In 2012, I authored the ordinance creating Lynn’s first Human Rights Commission (HRC) and continue to serve the Commission as an advisor.  The HRC now has 11 volunteer commissioners and has begun work on its mission to increase mutual self-respect, harmonious inter-group relations, and the peaceful enjoyment of life in our diverse community.  I also initiated and continue to advise the Asian Business Association of the North Shore (ABANS) which has already begun partnering with other business organizations to increase the economic successes in our city.  I have also brought leaders of diverse civic organizations together to address shared community needs.

I have advocated and voted for fairness in approving the 4 million dollar bond to clean and upgrade our city’s infrastructure, including our parks and playgrounds.  I also voted for improving transparency and home owners’ rights regarding foreclosure.  And I always remain available via phone, email, or in person to hear residents’ concerns and help them find answers and solutions.

In terms of amenities, where do you feel Lynn is most deficient?  How could this be addressed?
One of the keys to enhancing inclusivity and the sharing of ideas in regard to building community is to have easily-accessible public spaces where residents can come together to safely play, learn, and interact.  I will continue to advocate for, and promote, green public spaces, such as parks, playgrounds, and open areas that are attractive, enjoyable, and safe.

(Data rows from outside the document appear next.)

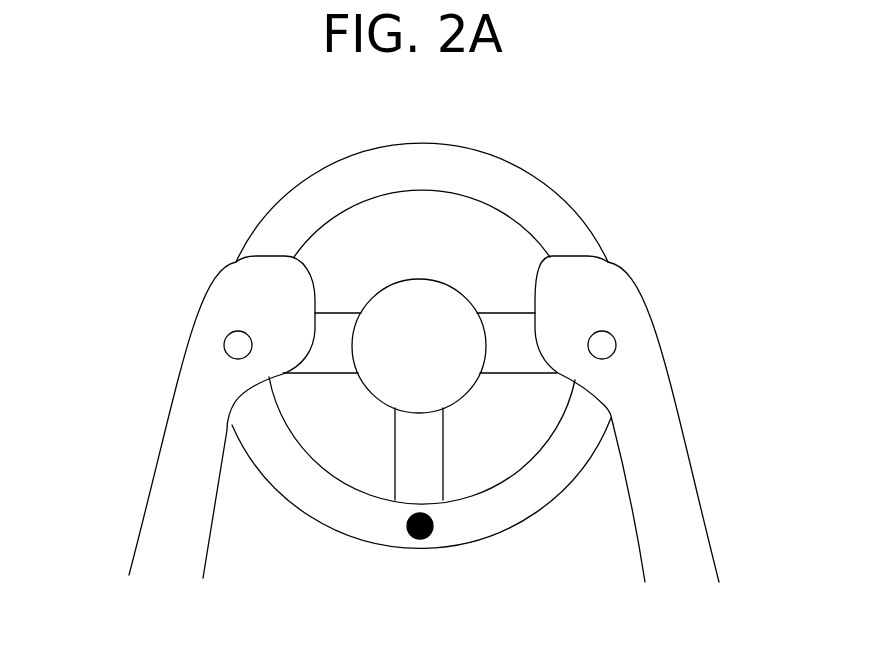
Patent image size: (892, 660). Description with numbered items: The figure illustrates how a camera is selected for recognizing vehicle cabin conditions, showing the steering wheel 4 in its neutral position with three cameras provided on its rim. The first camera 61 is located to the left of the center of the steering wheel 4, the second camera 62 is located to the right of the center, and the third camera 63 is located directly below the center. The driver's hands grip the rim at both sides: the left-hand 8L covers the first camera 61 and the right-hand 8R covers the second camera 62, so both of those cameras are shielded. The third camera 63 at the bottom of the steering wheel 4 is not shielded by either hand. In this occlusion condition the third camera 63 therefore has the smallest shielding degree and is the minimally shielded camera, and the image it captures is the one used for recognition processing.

The steering wheel 4 is at (273, 205).
The left-hand 8L is at (197, 327).
The right-hand 8R is at (614, 266).
The first camera 61 is at (236, 331).
The second camera 62 is at (612, 335).
The third camera 63 is at (433, 525).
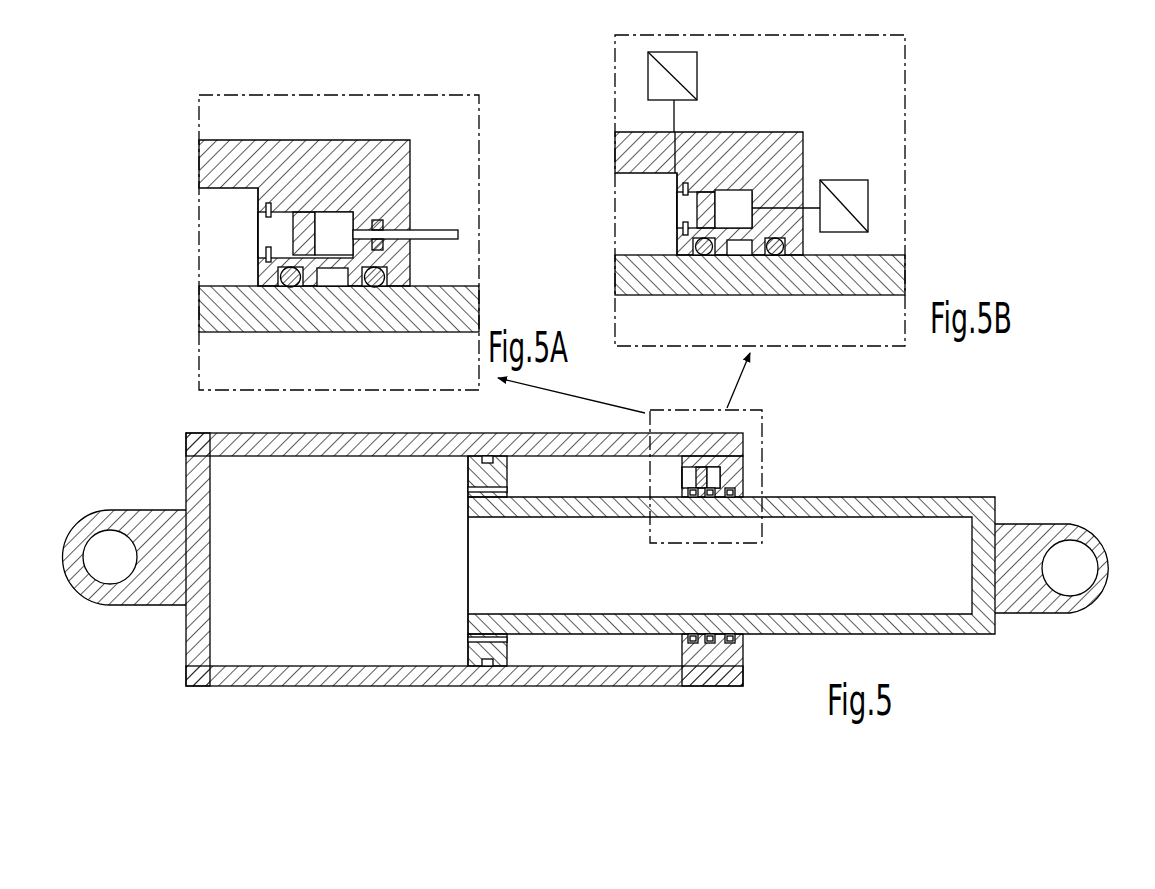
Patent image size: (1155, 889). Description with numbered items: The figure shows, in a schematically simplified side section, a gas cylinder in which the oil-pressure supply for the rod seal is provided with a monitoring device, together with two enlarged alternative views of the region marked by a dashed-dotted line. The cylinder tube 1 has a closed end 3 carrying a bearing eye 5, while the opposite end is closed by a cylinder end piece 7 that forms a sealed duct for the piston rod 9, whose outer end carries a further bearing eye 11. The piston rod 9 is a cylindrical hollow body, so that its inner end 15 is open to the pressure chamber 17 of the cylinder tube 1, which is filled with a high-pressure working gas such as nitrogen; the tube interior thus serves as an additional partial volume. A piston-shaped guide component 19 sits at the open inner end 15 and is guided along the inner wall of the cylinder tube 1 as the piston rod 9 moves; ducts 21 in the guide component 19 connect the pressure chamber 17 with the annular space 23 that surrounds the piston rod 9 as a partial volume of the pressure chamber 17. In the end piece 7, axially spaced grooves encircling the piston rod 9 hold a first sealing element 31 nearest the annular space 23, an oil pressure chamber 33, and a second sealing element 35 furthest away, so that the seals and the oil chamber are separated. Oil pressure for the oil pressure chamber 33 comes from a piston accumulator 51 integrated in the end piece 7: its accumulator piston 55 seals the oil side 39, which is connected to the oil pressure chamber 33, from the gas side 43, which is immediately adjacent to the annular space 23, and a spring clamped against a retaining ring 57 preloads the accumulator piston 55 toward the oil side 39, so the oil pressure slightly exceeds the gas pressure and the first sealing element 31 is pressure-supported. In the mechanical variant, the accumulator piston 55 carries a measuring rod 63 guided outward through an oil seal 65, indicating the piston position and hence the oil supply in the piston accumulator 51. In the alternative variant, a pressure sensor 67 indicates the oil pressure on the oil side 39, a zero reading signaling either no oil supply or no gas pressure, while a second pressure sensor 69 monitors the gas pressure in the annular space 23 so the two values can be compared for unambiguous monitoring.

In FIG. 5, the cylinder tube 1 is at (385, 444).
In FIG. 5A, the cylinder tube 1 is at (222, 166).
In FIG. 5B, the cylinder tube 1 is at (617, 156).
In FIG. 5, the closed end 3 is at (186, 456).
In FIG. 5, the bearing eye 5 is at (101, 572).
In FIG. 5, the cylinder end piece 7 is at (722, 658).
In FIG. 5A, the cylinder end piece 7 is at (410, 271).
In FIG. 5B, the cylinder end piece 7 is at (803, 153).
In FIG. 5, the piston rod 9 is at (850, 512).
In FIG. 5A, the piston rod 9 is at (455, 316).
In FIG. 5B, the piston rod 9 is at (640, 268).
In FIG. 5, the bearing eye 11 is at (1063, 549).
In FIG. 5, the inner end 15 is at (468, 512).
In FIG. 5, the pressure chamber 17 is at (306, 630).
In FIG. 5, the guide component 19 is at (468, 625).
In FIG. 5, the ducts 21 is at (468, 489).
In FIG. 5, the annular space 23 is at (602, 652).
In FIG. 5A, the annular space 23 is at (216, 213).
In FIG. 5B, the annular space 23 is at (634, 188).
In FIG. 5, the first sealing element 31 is at (692, 634).
In FIG. 5A, the first sealing element 31 is at (278, 287).
In FIG. 5B, the first sealing element 31 is at (700, 259).
In FIG. 5, the oil pressure chamber 33 is at (710, 634).
In FIG. 5A, the oil pressure chamber 33 is at (330, 287).
In FIG. 5B, the oil pressure chamber 33 is at (743, 258).
In FIG. 5, the second sealing element 35 is at (730, 634).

  What type of city do you believe that Lynn should be aspiring toward?  Long-term what would Lynn ideally look like in 5 years?
I envision open, transparent communication between the people of Lynn and their elected officials, city hall departments, and public servants in order to effectively and fairly respond to residents’ concerns and address their issues.  I hope to improve the quality of life for the city as a whole by continuing to bring a forward-thinking, big-picture perspective to city committees and departments that are involved in planning for the city’s future.
I will continue my work to ensure that all voting stations throughout the city are located in neighborhoods that provide logical, easy access for all citizens to exercise their right to vote.  I’ll also work with our city and state officials to find resources to bolster the LPD to at least 225 officers.  I plan to communicate with the mayor and our DPW about replacing aging equipment and hiring the necessary staff to ensure the efficient upkeep of our streets, neighborhoods, and public spaces.  Doing this would produce immediate results in improving trash/recycling pick-ups, fixing potholes, snow removal, etc.
I will continue my collaborations with the mayor’s office, the EDIC, and Community Development to hire a multilingual business outreach specialist to help local businesses continue to succeed.  I will also pursue and promote the acceleration of green energy programs in the city, starting with improving the energy efficiency of all city-owned buildings by requiring that all new renovations and buildings be approved by a Green Energy Commission.